11. Hukuk Dairesi 2016/6594 E. , 2018/1131 K.
"İçtihat Metni".....
Taraflar arasında görülen davada .... 1. Fikri ve Sınaî Haklar Hukuk Mahkemesi’nce verilen 01/12/2015 tarih ve 2014/369-2015/338 sayılı kararın Yargıtayca incelenmesi davacı vekili tarafından istenmiş ve temyiz dilekçesinin süresi içinde verildiği anlaşılmış olmakla, dava, 6100 sayılı Kanun"un geçici 3/2. maddesi delaletiyle uygulanması gereken HUMK 3156 sayılı Kanun ile değişik 438/1 maddesi hükmü gereğince miktar veya değer söz konusu olmaksızın duruşmalı olarak incelenmesi gereken dava ve işlerin dışında bulunduğundan duruşma isteğinin reddiyle incelemenin dosya üzerinde yapılmasına karar verildikten sonra dava dosyası için Tetkik Hakimi ... tarafından düzenlenen rapor dinlendikten ve yine dosya içerisindeki dilekçe, layihalar, duruşma tutanakları ve tüm belgeler okunup, incelendikten sonra işin gereği görüşülüp, düşünüldü:
Davacı vekili, müvekkili şirketin 43. sınıftaki hizmetler için ...." ibareli marka başvurusunda bulunduğunu,....tarafından "" ibareli marka mesnet gösterilerek müvekkili başvurusunun 556 sayılı KHK’nin 7/1-b bendi uyarınca reddedildiğini, başvurusu olan "" markasının tanınmış olduğunu, dünyanın pek çok ülkesinde müvekkili adına tescilli olduğunu, davalı markasının tescilinin kötü niyetli olduğunu, kötüniyetli tescilin müvekkilinin tescilini engelleyemeyeceğini, ..... Sözleşmesinin 1. mük. 6. maddesi uyarınca tanınmış markaların diğer birlik ülkelerinde de korunması gerektiğini belirterek marka başvurusunu reddeden Yeniden İnceleme ve Değerlendirme Kurulu’nun kararının iptaline karar verilmesini talep etmiştir.
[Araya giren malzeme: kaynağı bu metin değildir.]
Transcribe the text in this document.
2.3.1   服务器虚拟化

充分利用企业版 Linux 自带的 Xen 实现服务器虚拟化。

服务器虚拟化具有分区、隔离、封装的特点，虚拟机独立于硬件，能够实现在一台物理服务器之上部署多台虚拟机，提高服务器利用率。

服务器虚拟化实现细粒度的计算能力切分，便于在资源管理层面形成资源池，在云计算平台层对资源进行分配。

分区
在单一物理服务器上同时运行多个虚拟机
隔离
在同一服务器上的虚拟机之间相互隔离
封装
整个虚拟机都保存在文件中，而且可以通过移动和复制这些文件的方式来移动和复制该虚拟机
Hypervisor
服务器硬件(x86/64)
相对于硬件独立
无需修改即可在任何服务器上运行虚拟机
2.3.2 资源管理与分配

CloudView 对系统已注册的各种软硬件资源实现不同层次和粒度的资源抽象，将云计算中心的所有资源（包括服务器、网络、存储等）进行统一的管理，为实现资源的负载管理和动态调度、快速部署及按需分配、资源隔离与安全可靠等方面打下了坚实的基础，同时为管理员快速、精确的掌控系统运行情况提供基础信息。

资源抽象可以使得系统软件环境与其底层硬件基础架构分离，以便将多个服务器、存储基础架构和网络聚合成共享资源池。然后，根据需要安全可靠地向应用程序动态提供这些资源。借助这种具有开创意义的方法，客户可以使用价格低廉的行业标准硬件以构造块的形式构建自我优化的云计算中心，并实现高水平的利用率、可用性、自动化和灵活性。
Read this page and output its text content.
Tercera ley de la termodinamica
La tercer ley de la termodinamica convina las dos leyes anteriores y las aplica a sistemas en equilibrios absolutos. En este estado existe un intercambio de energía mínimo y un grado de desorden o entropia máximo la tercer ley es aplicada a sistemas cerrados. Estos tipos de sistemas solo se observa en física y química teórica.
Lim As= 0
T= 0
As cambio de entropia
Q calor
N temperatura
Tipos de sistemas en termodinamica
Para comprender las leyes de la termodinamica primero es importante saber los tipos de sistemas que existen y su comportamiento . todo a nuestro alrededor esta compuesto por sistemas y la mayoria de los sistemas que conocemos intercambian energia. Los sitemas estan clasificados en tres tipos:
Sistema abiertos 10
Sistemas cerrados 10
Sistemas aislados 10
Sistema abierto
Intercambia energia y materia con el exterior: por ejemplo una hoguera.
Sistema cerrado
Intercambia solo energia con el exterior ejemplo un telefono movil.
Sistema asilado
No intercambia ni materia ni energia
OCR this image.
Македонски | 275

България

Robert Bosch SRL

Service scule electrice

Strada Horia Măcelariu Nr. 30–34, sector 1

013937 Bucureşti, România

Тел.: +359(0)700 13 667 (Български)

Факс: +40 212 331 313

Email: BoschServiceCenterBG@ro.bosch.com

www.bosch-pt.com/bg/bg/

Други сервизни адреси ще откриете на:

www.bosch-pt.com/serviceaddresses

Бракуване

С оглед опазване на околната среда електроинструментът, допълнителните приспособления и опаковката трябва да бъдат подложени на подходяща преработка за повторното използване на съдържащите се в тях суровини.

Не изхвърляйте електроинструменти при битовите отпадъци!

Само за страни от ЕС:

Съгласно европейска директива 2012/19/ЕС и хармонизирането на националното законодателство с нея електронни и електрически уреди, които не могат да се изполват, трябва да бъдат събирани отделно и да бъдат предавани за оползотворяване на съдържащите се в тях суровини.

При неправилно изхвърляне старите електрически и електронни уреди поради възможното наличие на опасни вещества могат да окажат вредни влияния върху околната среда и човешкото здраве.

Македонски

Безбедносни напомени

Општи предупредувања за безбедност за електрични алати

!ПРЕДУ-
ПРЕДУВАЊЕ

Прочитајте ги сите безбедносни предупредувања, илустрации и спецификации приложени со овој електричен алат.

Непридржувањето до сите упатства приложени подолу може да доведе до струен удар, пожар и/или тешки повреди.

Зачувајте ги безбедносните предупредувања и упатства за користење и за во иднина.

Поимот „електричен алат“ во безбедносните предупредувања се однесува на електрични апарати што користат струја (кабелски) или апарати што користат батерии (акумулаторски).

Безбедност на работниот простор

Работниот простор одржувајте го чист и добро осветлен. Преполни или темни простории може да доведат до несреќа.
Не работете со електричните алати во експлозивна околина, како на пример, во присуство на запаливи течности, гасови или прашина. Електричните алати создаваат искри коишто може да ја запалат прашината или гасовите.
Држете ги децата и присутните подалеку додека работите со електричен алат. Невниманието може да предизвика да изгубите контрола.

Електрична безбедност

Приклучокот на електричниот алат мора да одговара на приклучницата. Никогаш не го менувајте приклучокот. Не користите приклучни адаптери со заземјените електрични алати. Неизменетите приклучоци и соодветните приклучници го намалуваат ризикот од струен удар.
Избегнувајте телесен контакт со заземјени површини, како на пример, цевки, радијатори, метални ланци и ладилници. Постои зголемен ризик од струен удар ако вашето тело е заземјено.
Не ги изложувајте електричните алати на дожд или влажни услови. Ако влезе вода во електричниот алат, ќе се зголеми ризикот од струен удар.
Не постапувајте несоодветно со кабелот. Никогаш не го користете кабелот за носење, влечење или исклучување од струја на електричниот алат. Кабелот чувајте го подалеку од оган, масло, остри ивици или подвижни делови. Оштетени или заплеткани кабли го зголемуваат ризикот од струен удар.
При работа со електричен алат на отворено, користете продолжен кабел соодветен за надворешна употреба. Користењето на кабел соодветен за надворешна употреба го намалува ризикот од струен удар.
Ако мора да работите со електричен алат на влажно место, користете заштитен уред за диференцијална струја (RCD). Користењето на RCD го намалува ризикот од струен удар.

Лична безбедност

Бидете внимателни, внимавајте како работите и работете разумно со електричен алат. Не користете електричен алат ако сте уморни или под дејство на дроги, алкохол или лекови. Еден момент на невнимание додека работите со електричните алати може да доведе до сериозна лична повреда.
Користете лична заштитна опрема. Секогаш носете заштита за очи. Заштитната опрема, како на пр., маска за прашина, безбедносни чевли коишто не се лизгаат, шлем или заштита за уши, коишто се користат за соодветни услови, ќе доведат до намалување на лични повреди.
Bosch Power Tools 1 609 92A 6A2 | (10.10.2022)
Davalı .... vekili, alınan kararının hukuka uygun olduğunu savunarak davanın reddini istemiştir.
Davalı şirket vekili, müvekkili şirketin 5 yılı aşkın süredir "...." markası ile restoran işi yaptığını ve söz konusu marka ile ....’de bilinirliğe kavuştuğunu, davacının "...." markasının ise 30 ve 35. sınıflarda tescilli olduğunu, davacının 2013 yılında 43. sınıf için yaptığı başvurunun kabulünün mümkün olmadığını, davacının tanınmışlığının çikolata ürününe ilişkin olduğunu, davacının öncelik hakkı kabul edilse dahi bunun 30 ve 35. sınıflarda olduğunu, "...." markasının bir efsaneden doğduğunu, davacı tarafından uydurulmuş bir kelime olmadığını, bu nedenle de ibarenin davacının tekeline verilemeyeceğini, davacının .....’de ilk
.../...
mağazasını 2010 yılında açtığını ve 2013 yılında markası tanınmışlık başvurusunda bulunduğunu, ne açılan mağazanın ne de tanınmışlık başvurusunun 43. sınıfa ilişkin olmadığını, müvekkilinin restoran sektöründeki marka kullanımının kötü niyetli olduğu iddiasına itibar edilemeyeceğini, müvekkilinin "....." markasını hizmet sektöründe kullandığını, adisyonlar ve tabela dışında markanın herhangi bir ürün üzerinde mal markası olarak kullanılmadığını, ayrıca müvekkilinin markasının 2008 tarihli olduğunu ve bu tarihte tanınmış bir "...." markası bulunmadığını, müvekkilinin davacıdan farklı bir sınıftaki tescilinin kötü niyetli olamayacağını, aksine sırf tanınmışlık iddiası ile "...." markasını 43. sınıfta tescil ettirmeye çalışan davacının kötüniyetli olduğunu savunarak davanın reddini istemiştir.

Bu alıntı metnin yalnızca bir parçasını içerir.